Сторожа, довольные открытием, победой и вообще участием в деле, бросились вон, а Гааз, пользуясь их отсутствием, сказал вору: «Ты – фальшивый человек, ты обманул меня и хотел обокрасть, Бог тебя рассудит… а теперь беги скорее в задние ворота, пока солдаты не воротились. Да постой, может, у тебя нет ни гроша, вот полтинник; но старайся исправить свою душу: от Бога не уйдешь, как от будочника!»

Тут восстали на Гааза и домочадцы. Но неисправимый доктор толковал свое: «Воровство – большой порок; но я знаю полицию, я знаю, как они истязают, – будут допрашивать, будут сечь; подвергнуть ближнего розгам гораздо больший порок; да и почем знать, может, мой поступок тронет его душу!».

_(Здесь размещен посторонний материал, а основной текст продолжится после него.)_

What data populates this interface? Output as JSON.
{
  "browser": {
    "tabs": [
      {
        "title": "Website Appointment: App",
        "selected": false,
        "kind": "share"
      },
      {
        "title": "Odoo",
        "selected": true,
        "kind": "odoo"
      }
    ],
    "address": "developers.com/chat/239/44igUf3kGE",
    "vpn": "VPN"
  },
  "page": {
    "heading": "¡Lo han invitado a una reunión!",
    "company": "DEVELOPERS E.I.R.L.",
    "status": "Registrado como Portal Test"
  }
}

Старо-Екатерининская больница для чернорабочих была трудным детищем Гааза. Каждое нововведение – ванные комнаты с печами для подогревания воды, раздельные уборные (ретирады) для мужчин и женщин – он осуществлял после долгих прошений, препирательств, вымаливая деньги от города, от благотворителей. Либо устраивал самочинно, в долг, а потом его осыпали упреками и обозленные строители, и чиновники медицинской конторы, и члены строительной комиссии при городской управе.

Все то же самое происходило в малых больницах при тюремном замке и при пересыльной тюрьме. Ими ведал тюремный комитет.

На Гааза постоянно жаловались городские архитекторы, строители и директор комиссии строений, чванливый тупой чиновник. Жаловались на то, что он менял их проекты и сметы, что из-за его вмешательства постройки, достройки, перестройки оказывались более дорогостоящими.

В одном случае Гааз мог доказать, что если бы новая часть тюремной больницы строилась по «утвержденному проекту», то в помещении, предназначенном для изготовления кваса, нельзя было бы подогреть и кружки воды, так как проектировщики забыли о печи. В другое больничное помещение нужно было бы влезать по приставной лестнице, так как входная дверь оказывалась много выше уровня двора, а ни ступеней, ни крыльца, ни тем более сеней не было предусмотрено.

Он терпеливо объяснял, доказывал, упрашивал, умолял, писал подробнейшие докладные записки, сердился, кричал, отчаивался, просил простить за дерзости, обещал впредь ничего не делать, не испросив разрешения, не договорившись…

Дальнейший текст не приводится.